Трус. Он был жалким трусом.
Он мчался по пустому коридору, в котором выстроились ряды оконных арок, он мог уйти только так далеко от своей комнаты, не покидая этаж. Но он хотел бы уйти. Убежать.
Трус. Слово звенело в голове. Он должен был посмотреть на нее. Он должен был повернуться к ней, пока разбивал ее сердце, но при виде ее лица, ее красивых глаз, полных боли, которую он причинил… он не смог бы это сделать.
Лир расхаживал по коридору. Почему он такое допустил? Он должен был вести себя гадко. Должен был… что? Что он мог сделать? Женщины постоянно влюблялись в инкубов, как бы очаровательно, гадко или жалко они себя ни вели. Разве Клио не знала, что инкубы не могли любить?
Он застыл и закрыл глаза. Не любовь. Но слепое увлечение?
Он не был идиотом. Он знал, что его влекло к ней. Он заботился о ней, хотел ее, она ему снилась. Он хотел ее с момента их встречи, и одержимость росла, чем дольше они были вместе.
И все. Он хотел ее, потому что не мог получить. Так всегда было у инкубов. Как бы они ни хотели остаться с одной женщиной, после пары дней или недель они начинали скучать, отвлекаться, а потом оказывались в постели с другой. Он не мог так поступить с Клио.
Лир зажал переносицу, отошел к колонне между окон и опустился на пол. Он уже навредил ей. Он не мог сделать хуже, изобразив, что любит ее, а потом потеряв интерес.
А потом он пропадет, как делал со всеми женщинами, с которыми спал… с каждой, которая признавалась ему в любви.
Скрестив руки на коленях, опустив голову, Лир остался в углу, затерявшись в мрачных мыслях. Холод наполнял его. Он знал это чувство. Некоторые инкубы были рады сменяющимся встречам, но для остальных одиночество было постоянным спутником, дырой, которую они пытались заполнить парадом любовниц. Они не могли оставаться верными, даже когда пытались.
Но теперь он понимал, что в последние недели этой холодной боли было немного меньше — с тех пор, как он встретил Клио.
Тихий шорох зазвучал по мраморному полу, и он вскочил на ноги, не сразу опознав звук. На миг он подумал, что женские шаги принадлежали Клио, но темп был не тот.
Девушка с охапкой шелка тихо напевала, пока неспешно шла по коридору. Она заметила его у открытого окна и застыла.
— О! — охнула девушка. — Ты меня напугал.

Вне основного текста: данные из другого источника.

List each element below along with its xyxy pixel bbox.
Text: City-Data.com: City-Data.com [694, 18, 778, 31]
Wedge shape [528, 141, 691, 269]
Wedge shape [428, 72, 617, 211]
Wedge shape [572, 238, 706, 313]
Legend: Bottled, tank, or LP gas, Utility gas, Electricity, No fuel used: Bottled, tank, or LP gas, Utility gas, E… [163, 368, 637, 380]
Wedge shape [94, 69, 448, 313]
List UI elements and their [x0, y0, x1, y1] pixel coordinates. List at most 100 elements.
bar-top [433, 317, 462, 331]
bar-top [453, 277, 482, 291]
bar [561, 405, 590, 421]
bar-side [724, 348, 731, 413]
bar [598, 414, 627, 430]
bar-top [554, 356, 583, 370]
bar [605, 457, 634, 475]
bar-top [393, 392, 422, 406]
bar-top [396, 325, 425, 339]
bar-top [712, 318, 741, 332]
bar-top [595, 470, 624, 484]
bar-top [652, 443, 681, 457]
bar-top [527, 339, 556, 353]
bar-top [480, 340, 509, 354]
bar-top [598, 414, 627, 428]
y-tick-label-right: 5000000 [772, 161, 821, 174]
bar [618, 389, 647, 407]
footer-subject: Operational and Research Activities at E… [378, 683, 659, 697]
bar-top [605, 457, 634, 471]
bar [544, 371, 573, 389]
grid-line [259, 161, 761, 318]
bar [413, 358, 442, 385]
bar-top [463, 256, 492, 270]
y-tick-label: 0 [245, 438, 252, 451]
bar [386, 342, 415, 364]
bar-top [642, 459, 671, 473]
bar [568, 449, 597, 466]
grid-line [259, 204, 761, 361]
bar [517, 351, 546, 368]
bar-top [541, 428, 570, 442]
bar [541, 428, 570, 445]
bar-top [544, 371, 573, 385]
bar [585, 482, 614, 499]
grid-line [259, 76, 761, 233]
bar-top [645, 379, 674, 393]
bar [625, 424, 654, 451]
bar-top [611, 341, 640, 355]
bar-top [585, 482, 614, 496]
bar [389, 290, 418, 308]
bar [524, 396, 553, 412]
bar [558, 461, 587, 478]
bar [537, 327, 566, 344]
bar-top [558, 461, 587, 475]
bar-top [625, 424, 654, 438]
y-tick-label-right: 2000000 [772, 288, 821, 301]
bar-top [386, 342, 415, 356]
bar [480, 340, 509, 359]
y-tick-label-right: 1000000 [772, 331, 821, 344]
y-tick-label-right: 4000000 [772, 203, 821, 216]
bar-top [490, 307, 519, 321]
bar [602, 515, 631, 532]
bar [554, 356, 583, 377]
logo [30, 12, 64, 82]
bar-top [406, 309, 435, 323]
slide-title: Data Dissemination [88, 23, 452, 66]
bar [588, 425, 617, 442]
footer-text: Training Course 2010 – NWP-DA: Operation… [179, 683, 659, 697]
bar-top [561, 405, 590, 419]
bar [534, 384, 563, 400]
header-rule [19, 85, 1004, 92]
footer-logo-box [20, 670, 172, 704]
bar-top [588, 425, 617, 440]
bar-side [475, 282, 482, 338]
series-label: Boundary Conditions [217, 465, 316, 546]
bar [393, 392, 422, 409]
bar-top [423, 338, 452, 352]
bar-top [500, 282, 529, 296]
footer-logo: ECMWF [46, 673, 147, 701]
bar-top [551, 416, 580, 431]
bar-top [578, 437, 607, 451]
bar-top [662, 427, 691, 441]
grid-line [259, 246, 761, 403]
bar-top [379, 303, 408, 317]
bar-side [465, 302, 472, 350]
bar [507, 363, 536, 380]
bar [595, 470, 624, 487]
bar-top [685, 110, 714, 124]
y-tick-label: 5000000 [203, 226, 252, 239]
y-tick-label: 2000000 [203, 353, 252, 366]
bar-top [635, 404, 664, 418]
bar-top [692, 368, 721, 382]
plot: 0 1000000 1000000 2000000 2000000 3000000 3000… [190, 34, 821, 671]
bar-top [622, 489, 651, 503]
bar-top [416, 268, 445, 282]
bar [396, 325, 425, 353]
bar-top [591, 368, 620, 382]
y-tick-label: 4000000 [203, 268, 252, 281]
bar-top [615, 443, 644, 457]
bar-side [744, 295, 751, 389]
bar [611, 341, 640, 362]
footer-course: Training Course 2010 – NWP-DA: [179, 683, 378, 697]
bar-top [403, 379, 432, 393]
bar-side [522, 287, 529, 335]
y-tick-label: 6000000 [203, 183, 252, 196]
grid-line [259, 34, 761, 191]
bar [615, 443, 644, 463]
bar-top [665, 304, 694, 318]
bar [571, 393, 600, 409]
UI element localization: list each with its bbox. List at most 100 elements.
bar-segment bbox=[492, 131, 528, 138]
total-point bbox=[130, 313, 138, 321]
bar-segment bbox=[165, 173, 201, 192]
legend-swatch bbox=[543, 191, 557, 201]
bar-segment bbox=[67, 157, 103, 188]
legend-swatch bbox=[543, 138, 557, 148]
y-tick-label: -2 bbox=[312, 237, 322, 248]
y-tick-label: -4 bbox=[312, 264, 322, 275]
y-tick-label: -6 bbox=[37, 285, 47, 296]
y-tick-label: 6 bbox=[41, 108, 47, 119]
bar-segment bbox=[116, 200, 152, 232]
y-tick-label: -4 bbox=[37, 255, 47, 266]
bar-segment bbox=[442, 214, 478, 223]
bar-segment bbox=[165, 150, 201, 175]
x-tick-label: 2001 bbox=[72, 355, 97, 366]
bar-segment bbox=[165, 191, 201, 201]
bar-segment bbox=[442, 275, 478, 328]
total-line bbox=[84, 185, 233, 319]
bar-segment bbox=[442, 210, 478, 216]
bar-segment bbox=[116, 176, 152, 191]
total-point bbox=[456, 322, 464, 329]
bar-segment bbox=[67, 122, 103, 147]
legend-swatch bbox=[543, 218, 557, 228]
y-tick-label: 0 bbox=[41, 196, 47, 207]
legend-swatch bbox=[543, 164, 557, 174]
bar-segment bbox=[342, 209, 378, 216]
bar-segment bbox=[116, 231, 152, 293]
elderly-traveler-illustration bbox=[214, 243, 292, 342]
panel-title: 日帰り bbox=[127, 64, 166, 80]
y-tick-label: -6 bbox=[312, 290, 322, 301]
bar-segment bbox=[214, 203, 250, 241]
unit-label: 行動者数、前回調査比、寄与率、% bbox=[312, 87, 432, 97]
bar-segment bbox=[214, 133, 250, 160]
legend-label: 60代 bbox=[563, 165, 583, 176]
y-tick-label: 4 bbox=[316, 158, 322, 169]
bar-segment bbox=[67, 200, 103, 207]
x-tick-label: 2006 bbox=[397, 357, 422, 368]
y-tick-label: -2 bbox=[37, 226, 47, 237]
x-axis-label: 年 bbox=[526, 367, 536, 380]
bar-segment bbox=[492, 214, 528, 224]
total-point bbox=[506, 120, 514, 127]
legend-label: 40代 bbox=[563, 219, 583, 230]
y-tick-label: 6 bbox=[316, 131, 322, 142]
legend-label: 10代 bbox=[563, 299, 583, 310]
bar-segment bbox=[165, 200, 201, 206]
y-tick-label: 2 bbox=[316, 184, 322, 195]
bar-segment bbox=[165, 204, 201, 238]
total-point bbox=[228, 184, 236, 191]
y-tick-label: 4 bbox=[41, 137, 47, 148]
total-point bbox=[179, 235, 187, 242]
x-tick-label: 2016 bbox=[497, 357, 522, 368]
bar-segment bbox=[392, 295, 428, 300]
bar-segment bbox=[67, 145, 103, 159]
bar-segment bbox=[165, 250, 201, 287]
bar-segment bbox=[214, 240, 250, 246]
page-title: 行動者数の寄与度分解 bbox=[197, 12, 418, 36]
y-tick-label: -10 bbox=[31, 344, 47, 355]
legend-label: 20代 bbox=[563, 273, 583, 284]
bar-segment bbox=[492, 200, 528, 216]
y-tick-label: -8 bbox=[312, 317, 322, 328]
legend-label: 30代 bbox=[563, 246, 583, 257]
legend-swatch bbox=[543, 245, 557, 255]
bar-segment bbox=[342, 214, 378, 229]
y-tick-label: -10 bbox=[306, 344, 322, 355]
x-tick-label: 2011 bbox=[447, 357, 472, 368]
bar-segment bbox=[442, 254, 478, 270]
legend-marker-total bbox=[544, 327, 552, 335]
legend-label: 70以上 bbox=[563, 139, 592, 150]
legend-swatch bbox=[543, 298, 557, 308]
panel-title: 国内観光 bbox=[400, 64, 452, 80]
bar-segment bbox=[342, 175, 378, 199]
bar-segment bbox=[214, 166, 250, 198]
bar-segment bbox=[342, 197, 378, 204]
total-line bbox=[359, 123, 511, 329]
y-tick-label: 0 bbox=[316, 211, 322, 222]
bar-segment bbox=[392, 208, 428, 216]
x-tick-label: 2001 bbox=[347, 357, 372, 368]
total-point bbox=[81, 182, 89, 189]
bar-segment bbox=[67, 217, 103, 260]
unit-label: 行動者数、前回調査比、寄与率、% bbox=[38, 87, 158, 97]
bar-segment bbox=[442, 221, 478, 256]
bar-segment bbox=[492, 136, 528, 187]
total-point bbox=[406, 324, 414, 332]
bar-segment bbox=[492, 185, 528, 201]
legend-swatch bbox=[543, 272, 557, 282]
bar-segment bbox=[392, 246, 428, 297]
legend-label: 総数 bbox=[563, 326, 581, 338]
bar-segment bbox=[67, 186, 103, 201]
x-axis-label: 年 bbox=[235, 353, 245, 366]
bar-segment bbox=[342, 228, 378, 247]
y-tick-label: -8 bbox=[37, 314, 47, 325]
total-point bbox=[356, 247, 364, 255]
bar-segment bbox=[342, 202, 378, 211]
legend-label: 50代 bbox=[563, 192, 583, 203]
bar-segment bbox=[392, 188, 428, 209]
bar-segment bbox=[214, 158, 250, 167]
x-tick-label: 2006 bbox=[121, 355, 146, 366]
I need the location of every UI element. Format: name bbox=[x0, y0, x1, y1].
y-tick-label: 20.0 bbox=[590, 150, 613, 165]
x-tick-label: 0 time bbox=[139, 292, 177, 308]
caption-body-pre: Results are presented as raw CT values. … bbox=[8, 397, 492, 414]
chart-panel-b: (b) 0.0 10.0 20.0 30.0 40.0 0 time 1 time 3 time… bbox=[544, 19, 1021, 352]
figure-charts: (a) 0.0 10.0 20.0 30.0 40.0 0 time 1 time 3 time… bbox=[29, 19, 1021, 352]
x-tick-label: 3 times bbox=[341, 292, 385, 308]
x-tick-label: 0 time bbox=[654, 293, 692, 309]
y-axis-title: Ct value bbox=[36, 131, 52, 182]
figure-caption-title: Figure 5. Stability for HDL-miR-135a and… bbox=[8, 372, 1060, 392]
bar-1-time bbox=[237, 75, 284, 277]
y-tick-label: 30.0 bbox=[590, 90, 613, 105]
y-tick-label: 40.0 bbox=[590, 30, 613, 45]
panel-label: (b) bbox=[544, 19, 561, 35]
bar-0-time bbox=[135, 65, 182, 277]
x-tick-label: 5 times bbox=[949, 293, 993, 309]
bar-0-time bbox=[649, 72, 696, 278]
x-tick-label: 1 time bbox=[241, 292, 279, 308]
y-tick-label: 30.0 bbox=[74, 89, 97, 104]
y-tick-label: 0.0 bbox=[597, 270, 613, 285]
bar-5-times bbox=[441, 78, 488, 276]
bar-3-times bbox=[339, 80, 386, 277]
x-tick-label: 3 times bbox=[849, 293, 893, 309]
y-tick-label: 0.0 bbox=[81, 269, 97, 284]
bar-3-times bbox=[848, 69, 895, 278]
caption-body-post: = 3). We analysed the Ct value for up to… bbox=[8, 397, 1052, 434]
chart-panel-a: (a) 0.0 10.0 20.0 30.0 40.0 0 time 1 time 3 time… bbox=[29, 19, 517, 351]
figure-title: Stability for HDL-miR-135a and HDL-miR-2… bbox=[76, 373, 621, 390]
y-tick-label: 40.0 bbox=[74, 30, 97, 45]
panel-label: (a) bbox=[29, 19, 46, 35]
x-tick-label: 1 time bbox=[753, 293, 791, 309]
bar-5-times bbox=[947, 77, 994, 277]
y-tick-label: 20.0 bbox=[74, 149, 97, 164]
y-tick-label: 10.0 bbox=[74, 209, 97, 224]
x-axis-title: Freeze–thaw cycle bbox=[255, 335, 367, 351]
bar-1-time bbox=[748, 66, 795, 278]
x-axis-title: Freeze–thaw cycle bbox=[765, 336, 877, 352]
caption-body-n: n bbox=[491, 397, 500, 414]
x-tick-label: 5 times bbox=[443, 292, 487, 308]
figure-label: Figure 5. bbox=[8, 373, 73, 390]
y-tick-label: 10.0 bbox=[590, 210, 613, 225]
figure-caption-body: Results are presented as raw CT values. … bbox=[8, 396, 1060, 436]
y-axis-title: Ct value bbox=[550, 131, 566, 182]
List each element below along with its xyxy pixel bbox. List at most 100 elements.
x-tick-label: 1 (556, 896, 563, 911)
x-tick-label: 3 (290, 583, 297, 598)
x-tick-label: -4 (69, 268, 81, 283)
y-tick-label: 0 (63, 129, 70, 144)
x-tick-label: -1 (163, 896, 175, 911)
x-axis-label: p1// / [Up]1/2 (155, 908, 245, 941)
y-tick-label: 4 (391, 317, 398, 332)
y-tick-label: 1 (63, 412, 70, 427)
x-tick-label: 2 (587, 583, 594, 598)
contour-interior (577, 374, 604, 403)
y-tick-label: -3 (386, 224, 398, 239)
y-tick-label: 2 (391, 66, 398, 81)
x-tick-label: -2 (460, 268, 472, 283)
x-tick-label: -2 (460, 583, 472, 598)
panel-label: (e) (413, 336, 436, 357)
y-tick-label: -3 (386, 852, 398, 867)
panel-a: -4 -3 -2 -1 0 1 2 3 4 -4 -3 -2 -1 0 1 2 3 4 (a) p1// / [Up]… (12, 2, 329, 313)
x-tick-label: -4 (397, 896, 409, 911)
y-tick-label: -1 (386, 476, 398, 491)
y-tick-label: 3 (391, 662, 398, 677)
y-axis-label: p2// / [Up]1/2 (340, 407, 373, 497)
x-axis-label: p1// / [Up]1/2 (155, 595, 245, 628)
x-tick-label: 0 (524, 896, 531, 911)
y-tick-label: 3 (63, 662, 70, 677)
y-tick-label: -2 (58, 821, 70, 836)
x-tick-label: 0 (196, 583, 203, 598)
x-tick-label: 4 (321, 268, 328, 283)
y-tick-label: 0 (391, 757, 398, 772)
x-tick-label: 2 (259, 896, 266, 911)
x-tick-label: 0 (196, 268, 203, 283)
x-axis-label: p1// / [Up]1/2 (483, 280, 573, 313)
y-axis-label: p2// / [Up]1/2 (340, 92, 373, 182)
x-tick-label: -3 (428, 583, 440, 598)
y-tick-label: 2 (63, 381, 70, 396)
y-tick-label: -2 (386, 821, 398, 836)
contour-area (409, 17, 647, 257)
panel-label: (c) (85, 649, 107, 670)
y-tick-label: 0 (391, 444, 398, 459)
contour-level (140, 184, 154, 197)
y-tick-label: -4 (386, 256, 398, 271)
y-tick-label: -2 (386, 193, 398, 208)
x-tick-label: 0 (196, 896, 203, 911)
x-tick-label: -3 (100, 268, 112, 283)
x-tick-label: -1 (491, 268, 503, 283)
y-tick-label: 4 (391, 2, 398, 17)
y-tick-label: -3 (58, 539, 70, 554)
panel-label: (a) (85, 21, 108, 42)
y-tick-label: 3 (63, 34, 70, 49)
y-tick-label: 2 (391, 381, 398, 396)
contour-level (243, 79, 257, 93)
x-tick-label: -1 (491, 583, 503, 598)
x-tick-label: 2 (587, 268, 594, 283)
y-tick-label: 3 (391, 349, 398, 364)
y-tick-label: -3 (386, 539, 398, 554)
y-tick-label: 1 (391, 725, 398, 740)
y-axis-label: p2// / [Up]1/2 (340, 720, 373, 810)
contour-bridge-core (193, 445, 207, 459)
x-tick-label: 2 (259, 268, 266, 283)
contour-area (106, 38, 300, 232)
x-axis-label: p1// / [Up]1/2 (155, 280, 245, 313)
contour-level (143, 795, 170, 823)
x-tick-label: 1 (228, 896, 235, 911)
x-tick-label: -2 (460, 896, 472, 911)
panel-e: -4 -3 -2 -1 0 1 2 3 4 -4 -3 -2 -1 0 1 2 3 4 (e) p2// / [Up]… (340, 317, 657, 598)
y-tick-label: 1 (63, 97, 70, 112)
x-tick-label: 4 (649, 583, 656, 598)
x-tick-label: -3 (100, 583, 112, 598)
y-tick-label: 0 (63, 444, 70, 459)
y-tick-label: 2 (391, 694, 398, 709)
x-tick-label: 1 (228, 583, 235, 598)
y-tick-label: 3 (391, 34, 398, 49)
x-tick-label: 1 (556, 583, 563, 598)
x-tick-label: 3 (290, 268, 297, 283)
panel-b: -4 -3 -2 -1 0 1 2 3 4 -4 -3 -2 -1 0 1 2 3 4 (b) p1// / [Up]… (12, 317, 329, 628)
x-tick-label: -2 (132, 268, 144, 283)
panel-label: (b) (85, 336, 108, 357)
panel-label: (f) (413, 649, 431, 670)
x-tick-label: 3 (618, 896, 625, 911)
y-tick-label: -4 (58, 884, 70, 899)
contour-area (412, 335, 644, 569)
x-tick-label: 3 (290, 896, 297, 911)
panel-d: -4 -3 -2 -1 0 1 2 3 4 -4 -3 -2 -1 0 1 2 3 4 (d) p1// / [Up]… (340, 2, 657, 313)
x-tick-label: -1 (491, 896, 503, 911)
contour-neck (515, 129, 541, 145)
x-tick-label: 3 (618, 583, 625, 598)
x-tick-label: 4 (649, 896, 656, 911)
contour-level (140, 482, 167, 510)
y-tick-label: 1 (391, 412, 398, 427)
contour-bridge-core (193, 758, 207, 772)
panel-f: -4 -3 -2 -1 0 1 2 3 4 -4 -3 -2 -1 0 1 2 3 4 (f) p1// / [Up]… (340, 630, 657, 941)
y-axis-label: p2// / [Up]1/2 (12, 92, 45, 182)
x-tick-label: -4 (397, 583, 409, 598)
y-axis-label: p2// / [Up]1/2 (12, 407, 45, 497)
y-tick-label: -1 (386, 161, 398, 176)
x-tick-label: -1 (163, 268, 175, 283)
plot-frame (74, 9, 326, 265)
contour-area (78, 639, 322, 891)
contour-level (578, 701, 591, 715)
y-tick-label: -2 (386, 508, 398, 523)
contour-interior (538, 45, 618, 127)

Он запоздало узнал ее и заставил себя расслабиться. Она была одной из художниц по телу, но он не помнил ее имя.
— Что ты тут делаешь в такое время? — с любопытством спросила она, перехватив охапку одной рукой.
Лир пожал плечами, понимая, как подозрительно выглядел в коридоре посреди ночи. Он не был даже одет пристойной, оставил тапу где-то в комнате. Она заметила, что он с голым торсом, ее восхищенный взгляд скользил по ее узору чернил на его мышцах живота.
— Я разминаю ноги, — бесстрастно ответил он. — Не могу уснуть.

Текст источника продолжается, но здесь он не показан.